A crise de COVID na economia brasileira

Para a economista Daniela Magalhães Prates, a pandemia de COVID-19 provocou uma crise maior do que a recessão econômica de 1929 e uma depressão econômica ainda maior do que as dos anos recentes. Oficial Sênior de Assuntos Econômicos na Divisão de Financiamento de Desenvolvimento e Dívida da Conferência das Nações Unidas sobre Comércio e Desenvolvimento (Unctad), Prates pesquisa as áreas de economia internacional e macroeconomia com foco em questões monetárias e financeiras. “Dependemos do capital e do investimento estrangeiro e isso nos deixa ainda mais vulneráveis a choques externos”, disse.

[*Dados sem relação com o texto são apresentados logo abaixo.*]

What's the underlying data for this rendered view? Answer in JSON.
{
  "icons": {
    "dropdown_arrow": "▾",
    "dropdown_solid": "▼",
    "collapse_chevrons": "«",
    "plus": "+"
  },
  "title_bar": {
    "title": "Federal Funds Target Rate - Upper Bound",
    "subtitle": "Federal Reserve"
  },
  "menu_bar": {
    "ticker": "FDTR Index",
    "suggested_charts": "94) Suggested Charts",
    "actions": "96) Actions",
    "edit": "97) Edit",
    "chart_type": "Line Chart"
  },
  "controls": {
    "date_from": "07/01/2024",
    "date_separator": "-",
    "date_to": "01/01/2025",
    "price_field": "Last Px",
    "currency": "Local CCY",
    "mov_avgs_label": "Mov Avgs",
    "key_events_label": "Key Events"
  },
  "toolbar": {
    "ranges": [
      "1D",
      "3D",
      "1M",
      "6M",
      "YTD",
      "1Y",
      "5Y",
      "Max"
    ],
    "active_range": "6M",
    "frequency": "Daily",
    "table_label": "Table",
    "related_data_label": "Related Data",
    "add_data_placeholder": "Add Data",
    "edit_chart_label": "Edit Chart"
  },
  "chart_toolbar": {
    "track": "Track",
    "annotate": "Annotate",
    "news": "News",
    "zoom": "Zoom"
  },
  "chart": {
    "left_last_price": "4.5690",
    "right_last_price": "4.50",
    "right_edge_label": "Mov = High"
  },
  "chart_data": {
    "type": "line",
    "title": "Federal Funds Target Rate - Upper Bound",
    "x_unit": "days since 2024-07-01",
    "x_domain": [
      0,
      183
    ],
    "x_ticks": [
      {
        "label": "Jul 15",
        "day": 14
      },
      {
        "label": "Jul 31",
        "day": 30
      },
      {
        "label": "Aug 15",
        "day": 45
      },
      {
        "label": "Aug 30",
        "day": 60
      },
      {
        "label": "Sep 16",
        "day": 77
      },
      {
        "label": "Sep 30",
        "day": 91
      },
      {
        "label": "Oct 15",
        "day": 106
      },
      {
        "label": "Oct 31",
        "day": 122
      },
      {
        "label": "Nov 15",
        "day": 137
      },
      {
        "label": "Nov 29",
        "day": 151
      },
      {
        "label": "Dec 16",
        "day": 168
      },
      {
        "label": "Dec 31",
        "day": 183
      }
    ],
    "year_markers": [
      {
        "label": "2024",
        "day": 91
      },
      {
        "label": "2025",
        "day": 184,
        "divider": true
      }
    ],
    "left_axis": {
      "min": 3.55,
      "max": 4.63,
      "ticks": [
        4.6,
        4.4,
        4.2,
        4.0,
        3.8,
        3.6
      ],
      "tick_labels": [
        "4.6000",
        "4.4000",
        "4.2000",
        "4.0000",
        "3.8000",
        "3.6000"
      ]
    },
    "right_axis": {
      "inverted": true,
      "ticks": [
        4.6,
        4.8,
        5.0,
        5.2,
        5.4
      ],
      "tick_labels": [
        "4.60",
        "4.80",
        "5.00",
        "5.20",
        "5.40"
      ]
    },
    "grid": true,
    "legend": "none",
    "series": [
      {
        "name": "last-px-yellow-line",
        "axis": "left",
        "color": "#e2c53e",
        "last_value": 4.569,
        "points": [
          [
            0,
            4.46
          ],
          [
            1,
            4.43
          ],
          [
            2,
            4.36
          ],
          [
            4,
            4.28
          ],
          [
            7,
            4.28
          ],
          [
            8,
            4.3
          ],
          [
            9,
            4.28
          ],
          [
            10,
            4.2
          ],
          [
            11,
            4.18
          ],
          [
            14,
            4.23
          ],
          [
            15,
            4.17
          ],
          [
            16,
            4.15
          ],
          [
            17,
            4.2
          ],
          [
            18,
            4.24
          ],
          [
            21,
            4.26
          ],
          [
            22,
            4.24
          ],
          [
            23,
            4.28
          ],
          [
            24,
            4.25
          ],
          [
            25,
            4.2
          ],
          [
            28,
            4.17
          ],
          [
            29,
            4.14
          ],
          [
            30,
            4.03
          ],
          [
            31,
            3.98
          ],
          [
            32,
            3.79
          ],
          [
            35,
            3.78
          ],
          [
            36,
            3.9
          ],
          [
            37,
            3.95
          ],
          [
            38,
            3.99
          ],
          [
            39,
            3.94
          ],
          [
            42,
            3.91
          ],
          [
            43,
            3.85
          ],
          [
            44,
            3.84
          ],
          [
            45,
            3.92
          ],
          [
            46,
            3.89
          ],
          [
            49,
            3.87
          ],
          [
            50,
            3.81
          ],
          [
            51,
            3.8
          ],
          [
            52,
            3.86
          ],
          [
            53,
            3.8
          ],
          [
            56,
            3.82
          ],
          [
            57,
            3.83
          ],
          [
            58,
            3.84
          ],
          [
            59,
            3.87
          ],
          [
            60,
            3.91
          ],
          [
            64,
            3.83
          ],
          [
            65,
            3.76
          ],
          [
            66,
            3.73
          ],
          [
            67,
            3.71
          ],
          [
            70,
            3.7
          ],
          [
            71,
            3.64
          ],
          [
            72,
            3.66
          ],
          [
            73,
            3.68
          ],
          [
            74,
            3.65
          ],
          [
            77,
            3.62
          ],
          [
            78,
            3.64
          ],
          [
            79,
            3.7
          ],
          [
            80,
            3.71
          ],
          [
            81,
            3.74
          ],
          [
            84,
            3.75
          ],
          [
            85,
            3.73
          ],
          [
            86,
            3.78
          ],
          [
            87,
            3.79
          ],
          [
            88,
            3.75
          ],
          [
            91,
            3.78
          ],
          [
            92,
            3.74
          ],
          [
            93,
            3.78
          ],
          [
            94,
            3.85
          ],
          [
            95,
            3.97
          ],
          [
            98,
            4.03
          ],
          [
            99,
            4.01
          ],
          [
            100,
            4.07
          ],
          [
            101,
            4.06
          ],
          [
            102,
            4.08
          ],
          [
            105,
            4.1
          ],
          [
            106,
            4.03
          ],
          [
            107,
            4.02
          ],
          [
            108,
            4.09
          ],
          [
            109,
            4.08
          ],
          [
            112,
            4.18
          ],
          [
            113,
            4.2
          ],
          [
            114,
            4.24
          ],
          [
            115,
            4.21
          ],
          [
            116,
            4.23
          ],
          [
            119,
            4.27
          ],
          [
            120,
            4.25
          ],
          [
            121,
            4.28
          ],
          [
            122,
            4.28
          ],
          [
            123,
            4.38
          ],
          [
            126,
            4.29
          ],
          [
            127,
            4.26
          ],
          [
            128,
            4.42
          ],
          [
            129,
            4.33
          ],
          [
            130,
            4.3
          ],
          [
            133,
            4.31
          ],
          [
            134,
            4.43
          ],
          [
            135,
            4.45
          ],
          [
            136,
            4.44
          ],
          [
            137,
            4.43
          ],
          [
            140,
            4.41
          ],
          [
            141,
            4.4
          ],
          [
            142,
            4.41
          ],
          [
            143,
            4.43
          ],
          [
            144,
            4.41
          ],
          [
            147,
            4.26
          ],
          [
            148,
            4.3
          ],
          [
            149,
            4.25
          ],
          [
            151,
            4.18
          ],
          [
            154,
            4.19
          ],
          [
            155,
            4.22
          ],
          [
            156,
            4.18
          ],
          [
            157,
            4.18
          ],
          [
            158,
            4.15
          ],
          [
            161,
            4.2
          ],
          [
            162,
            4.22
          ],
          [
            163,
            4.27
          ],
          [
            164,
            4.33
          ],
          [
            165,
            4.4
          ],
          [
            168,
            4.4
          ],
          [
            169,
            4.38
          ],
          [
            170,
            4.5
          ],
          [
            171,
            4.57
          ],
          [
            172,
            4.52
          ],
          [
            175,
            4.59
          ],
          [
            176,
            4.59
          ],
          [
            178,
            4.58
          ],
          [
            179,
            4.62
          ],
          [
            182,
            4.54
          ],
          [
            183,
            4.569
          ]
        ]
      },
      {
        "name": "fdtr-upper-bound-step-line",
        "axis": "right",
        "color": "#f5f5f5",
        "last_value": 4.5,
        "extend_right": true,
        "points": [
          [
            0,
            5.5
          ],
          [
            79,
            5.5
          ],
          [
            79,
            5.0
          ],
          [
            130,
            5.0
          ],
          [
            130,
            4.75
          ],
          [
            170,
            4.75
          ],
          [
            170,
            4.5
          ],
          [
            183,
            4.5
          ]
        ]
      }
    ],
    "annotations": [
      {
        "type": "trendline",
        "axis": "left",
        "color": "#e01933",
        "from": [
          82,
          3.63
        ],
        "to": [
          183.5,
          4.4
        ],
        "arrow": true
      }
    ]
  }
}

O ciclo econômico de exportação de commodities e dependência econômica de turismo acaba atrelando países como o Brasil às políticas econômicas adotadas por outros países. “Durante a pandemia, pudemos notar que o Brasil foi mais afetado do que outras economias”, afirmou Prates. Segundo a pesquisadora, a economia vivenciou quedas no mercado de combustíveis, teve sua moeda depreciada, foi impactada pela queda no turismo e teve perdas nas vendas de commodities.

“A crise provocada pela pandemia poderia ter sido ainda pior se não tivéssemos adotado medidas como o auxílio emergencial e outros benefícios para a manutenção do emprego”, disse a economista. Diante dos maus resultados de um projeto econômico dependente, Prates acredita que o país deva construir suas próprias tecnologias. “Se não investirmos em ciência e tecnologia ficaremos cada vez mais defasados”, ressaltou.

Ciência não é gasto, é investimento

“A pandemia atingiu o país em um momento em que estávamos nos recuperando de um período de recessão, quando não há crescimento econômico”, lembrou Carmem Feijo, professora titular da Universidade Federal Fluminense (UFF) e coordenadora do Grupo de Estudos em Finanças e Desenvolvimento da universidade.

Em um período de grandes impactos sobre os empregos e a vida da população, Feijo chamou atenção para as medidas que deverão ser adotadas pós-pandemia. “A austeridade é a única medida apresentada até o momento e vira um argumento contra o aumento ou manutenção de gastos públicos”, disse a pesquisadora. Em um período de austeridade fiscal, o Governo pode adotar medidas rígidas de controle de gastos e cortes de despesas. “Há um medo de que o endividamento público aumente no futuro, atrapalhe o crescimento econômico e afete as próximas gerações”, explicou.

Em meio a esse cenário, Feijo  alertou para a importância do investimento em ciência. Segundo ela, não há justificativas para que o país faça cortes nas áreas científicas e tecnológicas. “Uma vez que a vacina contra o novo coronavírus esteja disponível, devemos esperar uma recuperação econômica que não destrua nossas instituições e nossa estrutura científica”.